In other words, when the vacuum circuit breaker performs an ON/OFF operation in the connected position, the MOC switch is associated with the operation of the vacuum circuit breaker to indicate an operational state of the is circuit breaker or send a signal to a peripheral device to perform interlocking, or the like, while to performing an ON/OFF operation.
Referring to the related art illustrated in FIG. 1, the related art MOC switch 1 is installed on a bottom surface of a cradle of a switch box, and when a circuit breaker is in an OFF state, a contact b (present within an auxiliary switch 2 of the MOC switch 1) of the auxiliary switch 2 is closed to indicate that the circuit breaker is in the OFF state. When the circuit breaker is in the OFF state, a push rod 3, which is connected to a body of the circuit breaker and makes a vertical movement, is not in contact with a connection lever 4 as illustrated in FIG. 2. When the circuit breaker is in an ON state, the push rod 3 is moved downwardly to press the connection lever 4 as illustrated in FIG. 3. As the connection lever 4 is rotated to rotate the auxiliary switch 2 by 90 degrees, a contact ‘a’ within the auxiliary switch 2 is closed, indicating that the circuit breaker is in the ON state.

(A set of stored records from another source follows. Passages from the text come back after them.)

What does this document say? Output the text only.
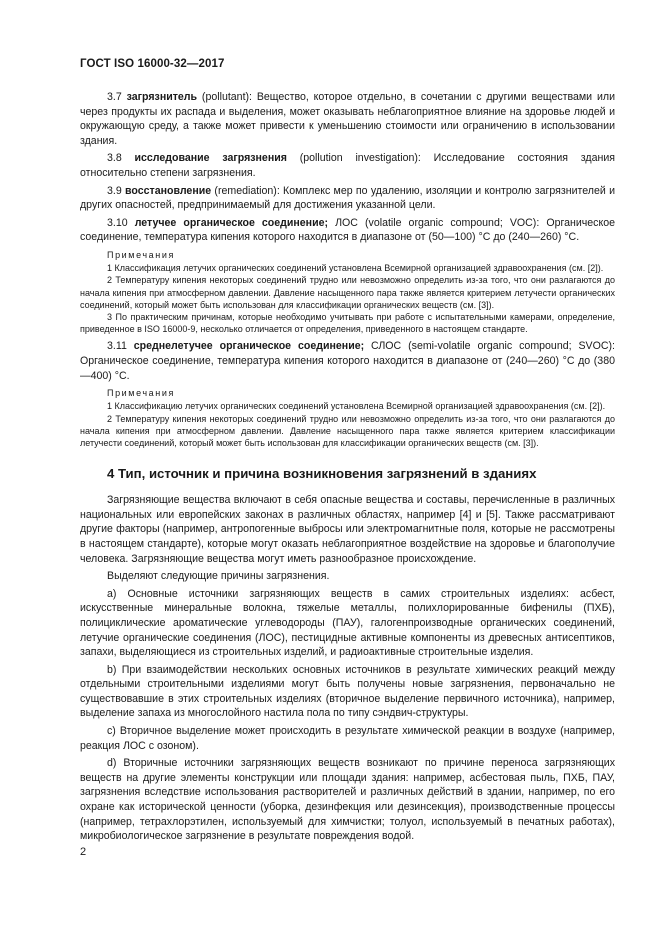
ГОСТ ISO 16000-32—2017

3.7 загрязнитель (pollutant): Вещество, которое отдельно, в сочетании с другими веществами или через продукты их распада и выделения, может оказывать неблагоприятное влияние на здоровье людей и окружающую среду, а также может привести к уменьшению стоимости или ограничению в использовании здания.

3.8 исследование загрязнения (pollution investigation): Исследование состояния здания относительно степени загрязнения.

3.9 восстановление (remediation): Комплекс мер по удалению, изоляции и контролю загрязнителей и других опасностей, предпринимаемый для достижения указанной цели.

3.10 летучее органическое соединение; ЛОС (volatile organic compound; VOC): Органическое соединение, температура кипения которого находится в диапазоне от (50—100) °С до (240—260) °С.

Примечания

1 Классификация летучих органических соединений установлена Всемирной организацией здравоохранения (см. [2]).

2 Температуру кипения некоторых соединений трудно или невозможно определить из-за того, что они разлагаются до начала кипения при атмосферном давлении. Давление насыщенного пара также является критерием летучести органических соединений, который может быть использован для классификации органических веществ (см. [3]).

3 По практическим причинам, которые необходимо учитывать при работе с испытательными камерами, определение, приведенное в ISO 16000-9, несколько отличается от определения, приведенного в настоящем стандарте.

3.11 среднелетучее органическое соединение; СЛОС (semi-volatile organic compound; SVOC): Органическое соединение, температура кипения которого находится в диапазоне от (240—260) °С до (380—400) °С.

Примечания

1 Классификацию летучих органических соединений установлена Всемирной организацией здравоохранения (см. [2]).

2 Температуру кипения некоторых соединений трудно или невозможно определить из-за того, что они разлагаются до начала кипения при атмосферном давлении. Давление насыщенного пара также является критерием классификации летучести соединений, который может быть использован для классификации органических веществ (см. [3]).

4 Тип, источник и причина возникновения загрязнений в зданиях

Загрязняющие вещества включают в себя опасные вещества и составы, перечисленные в различных национальных или европейских законах в различных областях, например [4] и [5]. Также рассматривают другие факторы (например, антропогенные выбросы или электромагнитные поля, которые не рассмотрены в настоящем стандарте), которые могут оказать неблагоприятное воздействие на здоровье и благополучие человека. Загрязняющие вещества могут иметь разнообразное происхождение.

Выделяют следующие причины загрязнения.

a) Основные источники загрязняющих веществ в самих строительных изделиях: асбест, искусственные минеральные волокна, тяжелые металлы, полихлорированные бифенилы (ПХБ), полициклические ароматические углеводороды (ПАУ), галогенпроизводные органических соединений, летучие органические соединения (ЛОС), пестицидные активные компоненты из древесных антисептиков, запахи, выделяющиеся из строительных изделий, и радиоактивные строительные изделия.

b) При взаимодействии нескольких основных источников в результате химических реакций между отдельными строительными изделиями могут быть получены новые загрязнения, первоначально не существовавшие в этих строительных изделиях (вторичное выделение первичного источника), например, выделение запаха из многослойного настила пола по типу сэндвич-структуры.

c) Вторичное выделение может происходить в результате химической реакции в воздухе (например, реакция ЛОС с озоном).

d) Вторичные источники загрязняющих веществ возникают по причине переноса загрязняющих веществ на другие элементы конструкции или площади здания: например, асбестовая пыль, ПХБ, ПАУ, загрязнения вследствие использования растворителей и различных действий в здании, например, по его охране как исторической ценности (уборка, дезинфекция или дезинсекция), производственные процессы (например, тетрахлорэтилен, используемый для химчистки; толуол, используемый в печатных работах), микробиологическое загрязнение в результате повреждения водой.

2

However, in the case of closing the circuit breaker, when a movement direction of the push rod 3 and the operational direction of the connection lever 4 are the same so an overrun stroke occurs due to an impulsive load during the closing operation, an operation stroke of the connection lever 4 may be increased to cause impact with a stop pin 6 to cause the components to be deformed. Conversely, when the stroke of the push rod 3 is short, an MOC contact output is not made, and thus, peripherals, which are supposed to be operated according to the contact output, may not be actuated. Also, when the circuit breaker is closed, sliding friction may be made between the push rod 3 and the connection lever 4 to make a loss of input energy.